As attention has focused on which parts of the agenda are moving fastest, one section of Project 2025 stands out: its objectives for the Federal Reserve.
The plan includes proposals that would significantly alter how the central bank operates. One recommendation calls for removing the Federal Reserve’s responsibility to support maximum employment, leaving price stability as its sole mandate. Another proposes abolishing the Federal Reserve entirely and replacing it with a free banking system. While neither proposal has been enacted, both would represent major structural changes to U.S. economic governance if pursued.
Under current law, the Federal Reserve operates with a dual mandate established by Congress. It is charged with maintaining stable prices while also promoting maximum sustainable employment. Narrowing that mandate would change how monetary policy decisions are evaluated, shifting the institution’s formal focus away from labor market outcomes. Eliminating the Federal Reserve would go further, requiring Congress to dismantle the existing framework governing interest rates, currency issuance, and financial system stability.

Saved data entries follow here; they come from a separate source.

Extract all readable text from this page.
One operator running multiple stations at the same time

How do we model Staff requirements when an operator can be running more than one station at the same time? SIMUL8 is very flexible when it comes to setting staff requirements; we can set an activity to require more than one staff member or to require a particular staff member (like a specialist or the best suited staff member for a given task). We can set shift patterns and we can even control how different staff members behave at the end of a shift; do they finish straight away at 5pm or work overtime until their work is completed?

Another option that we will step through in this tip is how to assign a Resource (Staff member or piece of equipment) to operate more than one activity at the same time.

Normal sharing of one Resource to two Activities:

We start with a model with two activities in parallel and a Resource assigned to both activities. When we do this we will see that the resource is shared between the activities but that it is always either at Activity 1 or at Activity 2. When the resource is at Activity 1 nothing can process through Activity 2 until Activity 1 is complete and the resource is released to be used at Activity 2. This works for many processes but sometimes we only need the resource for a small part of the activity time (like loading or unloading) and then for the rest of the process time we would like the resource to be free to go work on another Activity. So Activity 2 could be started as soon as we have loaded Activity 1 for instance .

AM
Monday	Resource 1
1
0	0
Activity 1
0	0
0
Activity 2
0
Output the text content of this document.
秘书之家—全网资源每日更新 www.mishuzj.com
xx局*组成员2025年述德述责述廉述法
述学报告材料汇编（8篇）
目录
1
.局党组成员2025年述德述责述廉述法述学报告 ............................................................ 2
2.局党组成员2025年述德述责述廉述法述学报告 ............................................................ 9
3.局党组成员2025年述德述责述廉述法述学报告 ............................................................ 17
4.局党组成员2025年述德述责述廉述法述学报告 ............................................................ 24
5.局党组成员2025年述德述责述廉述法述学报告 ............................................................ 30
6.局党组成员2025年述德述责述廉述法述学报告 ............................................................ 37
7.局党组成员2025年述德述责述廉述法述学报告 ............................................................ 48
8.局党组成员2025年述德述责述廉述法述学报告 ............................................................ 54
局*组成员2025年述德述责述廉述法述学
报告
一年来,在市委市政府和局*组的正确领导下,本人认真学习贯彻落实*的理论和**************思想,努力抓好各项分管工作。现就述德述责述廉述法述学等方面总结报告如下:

These proposals are emerging at a time of heightened political tension surrounding the Federal Reserve and its leadership. Chair Jerome Powell has faced sustained criticism over interest rate policy, particularly as borrowing costs have remained high. That pressure intensified after Powell became the subject of a criminal investigation related to his congressional testimony about renovations at the Federal Reserve’s headquarters. Powell has characterized the investigation as unusual and suggested it reflects broader conflict over monetary policy rather than routine oversight.
As debates over the Fed’s role have intensified, historical comparisons have entered the conversation, particularly around how governments have previously reduced the independence of monetary institutions. Historians caution that such comparisons are not about ideology or rhetoric, but about institutional process.

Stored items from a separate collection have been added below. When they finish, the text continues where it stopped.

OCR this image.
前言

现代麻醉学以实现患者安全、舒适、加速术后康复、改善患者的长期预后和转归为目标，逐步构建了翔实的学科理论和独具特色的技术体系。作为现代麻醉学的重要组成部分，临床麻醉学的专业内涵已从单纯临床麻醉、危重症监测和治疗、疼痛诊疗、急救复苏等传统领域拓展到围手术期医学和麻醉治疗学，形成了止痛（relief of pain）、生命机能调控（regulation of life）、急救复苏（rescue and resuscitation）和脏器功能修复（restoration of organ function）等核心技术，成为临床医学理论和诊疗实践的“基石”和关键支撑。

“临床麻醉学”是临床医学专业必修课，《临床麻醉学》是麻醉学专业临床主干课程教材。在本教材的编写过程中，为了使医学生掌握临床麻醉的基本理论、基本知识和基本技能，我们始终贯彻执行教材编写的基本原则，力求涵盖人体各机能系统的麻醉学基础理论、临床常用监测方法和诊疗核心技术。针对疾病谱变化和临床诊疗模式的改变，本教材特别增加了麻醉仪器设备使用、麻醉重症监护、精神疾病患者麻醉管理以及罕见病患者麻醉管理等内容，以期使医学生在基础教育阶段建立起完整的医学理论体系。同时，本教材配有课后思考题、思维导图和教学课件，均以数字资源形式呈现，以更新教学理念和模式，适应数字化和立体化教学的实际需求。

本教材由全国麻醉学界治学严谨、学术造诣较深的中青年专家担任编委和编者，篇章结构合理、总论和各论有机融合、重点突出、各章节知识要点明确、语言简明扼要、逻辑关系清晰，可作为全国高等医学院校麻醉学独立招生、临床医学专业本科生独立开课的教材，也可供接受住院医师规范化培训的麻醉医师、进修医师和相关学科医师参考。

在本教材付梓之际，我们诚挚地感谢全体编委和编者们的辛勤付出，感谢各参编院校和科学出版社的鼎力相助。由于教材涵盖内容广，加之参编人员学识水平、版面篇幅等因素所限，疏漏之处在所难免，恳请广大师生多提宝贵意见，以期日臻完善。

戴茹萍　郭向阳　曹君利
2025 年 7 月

In Germany during the 1930s, the central bank was not immediately dismantled after Adolf Hitler rose to power. Instead, its independence was reduced through a series of legal and administrative changes. Governing councils were eliminated, leadership appointment powers were transferred to the executive, and the central bank was formally subordinated to the state. These changes were framed as economic reform and national stabilization rather than as an overt seizure of power.
Over time, the central bank ceased to function as an independent authority and became an instrument of government policy. Historians emphasize that the shift was incremental and occurred alongside broader legal changes that weakened institutional checks across the government. The loss of central bank independence followed, rather than preceded, wider consolidation of executive authority.
Scholars stress that this historical example is often cited not to suggest identical outcomes, but to illustrate how independent economic institutions can be reshaped through legal means when political pressure converges with structural reform efforts. The comparison is about sequence and safeguards, not equivalence.
The United States operates under a constitutional system with separation of powers, legislative oversight, and judicial review. Any change to the Federal Reserve would require congressional approval and would likely face legal challenges. Still, history explains why proposals that target central bank independence draw scrutiny early, particularly when they coincide with pressure on institutional leadership.
For now, the Federal Reserve continues to function under existing law, and Project 2025 remains a policy blueprint rather than enacted statute.